Book Review – Myth, Allegory and Gospel

Myth, Allegory and Gospel

Bethany Fellowship, Inc. 1974

Yet another on the reading list for this.  I was looking forward to this because of my appreciation of both C.S. Lewis and J.R.R. Tolkien.  But as a whole, I’m disappointed.

This book follows a series of lectures in 1969-1970 sponsored by DePaul University.  Each lecture dealt with a different author (J.R.R. Tolkien, C.S. Lewis, G.K. Chesterton, Charles Williams) and how that author presented through good literature a retelling or echoing of Christian and Biblical themes.  I haven’t had the opportunity to read Chesterton or Williams yet, so their essays were rather superfluous and I pretty much skimmed them.

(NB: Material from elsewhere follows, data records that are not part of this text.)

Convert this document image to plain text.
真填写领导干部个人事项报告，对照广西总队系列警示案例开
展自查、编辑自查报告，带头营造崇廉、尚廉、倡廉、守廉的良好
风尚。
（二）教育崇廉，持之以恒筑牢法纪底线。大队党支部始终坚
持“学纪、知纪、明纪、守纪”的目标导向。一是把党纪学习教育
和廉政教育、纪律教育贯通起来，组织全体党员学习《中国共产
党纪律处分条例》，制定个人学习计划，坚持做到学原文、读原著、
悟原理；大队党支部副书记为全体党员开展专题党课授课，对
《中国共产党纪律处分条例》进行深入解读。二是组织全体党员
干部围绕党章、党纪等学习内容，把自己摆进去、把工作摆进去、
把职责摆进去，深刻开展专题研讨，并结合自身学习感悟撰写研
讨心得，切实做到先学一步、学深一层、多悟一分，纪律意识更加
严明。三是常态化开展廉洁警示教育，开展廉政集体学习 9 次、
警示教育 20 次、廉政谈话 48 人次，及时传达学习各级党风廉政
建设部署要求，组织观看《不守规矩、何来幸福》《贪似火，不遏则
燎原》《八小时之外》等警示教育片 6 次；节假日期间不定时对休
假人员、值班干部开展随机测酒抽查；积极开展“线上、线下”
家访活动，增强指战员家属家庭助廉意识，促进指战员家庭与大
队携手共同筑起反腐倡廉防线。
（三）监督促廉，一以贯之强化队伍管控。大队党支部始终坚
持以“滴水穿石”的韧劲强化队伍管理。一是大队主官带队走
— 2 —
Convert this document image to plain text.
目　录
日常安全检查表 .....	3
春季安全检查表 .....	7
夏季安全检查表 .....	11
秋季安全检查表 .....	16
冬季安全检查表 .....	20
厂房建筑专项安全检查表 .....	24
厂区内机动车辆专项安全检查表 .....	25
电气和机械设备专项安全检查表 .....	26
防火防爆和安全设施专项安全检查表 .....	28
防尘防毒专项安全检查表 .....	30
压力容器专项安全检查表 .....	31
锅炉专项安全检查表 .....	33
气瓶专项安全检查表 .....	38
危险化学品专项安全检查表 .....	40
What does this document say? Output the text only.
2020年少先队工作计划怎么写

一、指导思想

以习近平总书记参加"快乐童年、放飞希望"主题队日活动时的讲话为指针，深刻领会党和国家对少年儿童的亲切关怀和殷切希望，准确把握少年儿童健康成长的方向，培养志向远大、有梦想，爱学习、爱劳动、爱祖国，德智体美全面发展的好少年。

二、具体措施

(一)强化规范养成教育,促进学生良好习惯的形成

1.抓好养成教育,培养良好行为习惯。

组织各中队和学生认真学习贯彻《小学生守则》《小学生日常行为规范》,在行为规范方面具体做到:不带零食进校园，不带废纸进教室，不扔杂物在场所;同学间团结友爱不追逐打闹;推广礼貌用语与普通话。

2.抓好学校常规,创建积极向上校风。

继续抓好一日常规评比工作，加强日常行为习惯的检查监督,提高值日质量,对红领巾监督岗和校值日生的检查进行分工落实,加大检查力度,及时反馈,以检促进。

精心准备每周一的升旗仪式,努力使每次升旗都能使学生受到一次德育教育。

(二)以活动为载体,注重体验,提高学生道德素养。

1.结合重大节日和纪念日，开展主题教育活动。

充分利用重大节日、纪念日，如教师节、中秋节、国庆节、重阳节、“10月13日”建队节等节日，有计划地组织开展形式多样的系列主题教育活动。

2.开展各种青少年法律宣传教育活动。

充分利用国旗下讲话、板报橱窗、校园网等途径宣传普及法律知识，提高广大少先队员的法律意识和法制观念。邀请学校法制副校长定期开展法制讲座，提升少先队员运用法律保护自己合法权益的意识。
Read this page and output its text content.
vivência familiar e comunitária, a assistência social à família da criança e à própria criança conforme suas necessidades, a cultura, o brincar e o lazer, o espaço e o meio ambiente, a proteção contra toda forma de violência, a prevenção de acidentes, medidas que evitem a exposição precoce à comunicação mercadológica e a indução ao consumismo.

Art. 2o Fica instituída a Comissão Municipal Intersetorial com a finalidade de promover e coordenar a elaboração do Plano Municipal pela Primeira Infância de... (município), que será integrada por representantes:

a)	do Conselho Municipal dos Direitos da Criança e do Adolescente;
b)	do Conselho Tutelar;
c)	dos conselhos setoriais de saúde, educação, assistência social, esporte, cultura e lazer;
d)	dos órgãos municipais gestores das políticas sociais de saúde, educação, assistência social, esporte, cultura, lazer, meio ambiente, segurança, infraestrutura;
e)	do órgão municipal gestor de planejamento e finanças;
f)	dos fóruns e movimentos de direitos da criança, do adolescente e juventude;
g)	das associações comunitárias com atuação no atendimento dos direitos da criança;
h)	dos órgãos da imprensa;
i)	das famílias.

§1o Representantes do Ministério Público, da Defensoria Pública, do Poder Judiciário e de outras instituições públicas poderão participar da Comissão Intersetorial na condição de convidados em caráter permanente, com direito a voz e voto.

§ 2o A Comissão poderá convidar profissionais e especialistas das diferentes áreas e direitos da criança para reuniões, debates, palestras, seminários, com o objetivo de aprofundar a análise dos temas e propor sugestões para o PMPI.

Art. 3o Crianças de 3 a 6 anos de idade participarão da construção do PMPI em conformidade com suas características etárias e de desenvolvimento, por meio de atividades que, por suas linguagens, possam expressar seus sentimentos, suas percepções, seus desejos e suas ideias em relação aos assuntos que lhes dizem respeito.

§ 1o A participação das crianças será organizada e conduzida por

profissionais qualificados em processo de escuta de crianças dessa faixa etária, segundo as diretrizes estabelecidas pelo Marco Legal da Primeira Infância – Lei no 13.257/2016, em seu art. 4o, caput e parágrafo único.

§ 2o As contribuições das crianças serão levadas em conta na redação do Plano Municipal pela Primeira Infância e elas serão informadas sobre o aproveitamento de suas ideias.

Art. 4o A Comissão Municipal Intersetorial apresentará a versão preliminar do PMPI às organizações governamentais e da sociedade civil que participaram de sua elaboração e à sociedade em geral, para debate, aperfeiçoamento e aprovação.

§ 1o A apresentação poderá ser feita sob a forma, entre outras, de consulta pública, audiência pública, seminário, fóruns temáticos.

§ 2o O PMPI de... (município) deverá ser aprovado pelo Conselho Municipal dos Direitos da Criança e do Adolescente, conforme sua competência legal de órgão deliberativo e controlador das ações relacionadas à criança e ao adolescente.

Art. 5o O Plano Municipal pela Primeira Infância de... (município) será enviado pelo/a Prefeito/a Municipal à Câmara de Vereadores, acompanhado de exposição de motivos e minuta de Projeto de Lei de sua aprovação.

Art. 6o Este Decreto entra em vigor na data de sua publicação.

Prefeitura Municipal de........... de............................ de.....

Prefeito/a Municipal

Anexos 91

There were two chapters devoted to C.S. Lewis.  The first had to do with the broad theme of whether Lewis and his imagining of other planets in his Space Trilogy (Out of the Silent Planet, Perelandra, and That Hideous Strength) was rendered obsolete by the recent moon landing.  In other words, would people still find value in reading books that posited (loosely!) certain things about other planets in our solar system as our scientific knowledge extended to render those ideas null and void.  It was a fine essay for this rather specific point, the upshot being that no, these books retained value because their value and beauty was not bound to scientific details but rather to what was conveyed through those details.

The second essay was a summary overview of the Narnia series and how each of the books in the series is part of Christian allegory.  This was somewhat helpful, though mostly summary.  The latter part of the essay dealt with the appropriate age for reading these books, so that both the adventurous nature of them as well as the allegorical elements could both be appreciated.

I was most looking forward to the essay on mythic and Christian elements in J.R.R. Tolkien’s The Lord of the Rings trilogy.  Long a fan of these books, I am aware of Tolkien’s own position that these books were not to be understood as Christian allegory, despite the reality that there are many individual elements within the books (and the extended lore found in The Silmarillion) that do reflect or could be interpreted along Christian or Biblical lines.  I found this essay rather disappointing.

Half of the essay is dedicated to a definition of myth and what makes something mythic.  The other half of the essay asserted that, despite Tolkien’s protests, the books really could be seen as Christian allegory.  However rather than presenting a cohesive defense of this position, the author basically pointed out bits and pieces here and there that match Christian and Biblical themes.  While a Christian would be inclined to recognize these already, somebody not familiar with the Christian faith or the Bible might be equally compelled to say that they merely represent traditional mythic elements and themes in many if not all good vs. evil myths.  I had hoped for some more enlightening, comprehensive assertions about the allegorical nature of the books and the author did not provide this.

If you like these authors, then you may find these essays interesting insights into the men and their works.  If you’ve done thinking and reflecting and re-reading of these works enough, however, I’m not sure there is enough new insight in these essays to warrant the time.  Frankly, it would have been exciting and fascinating to have attended the lectures themselves!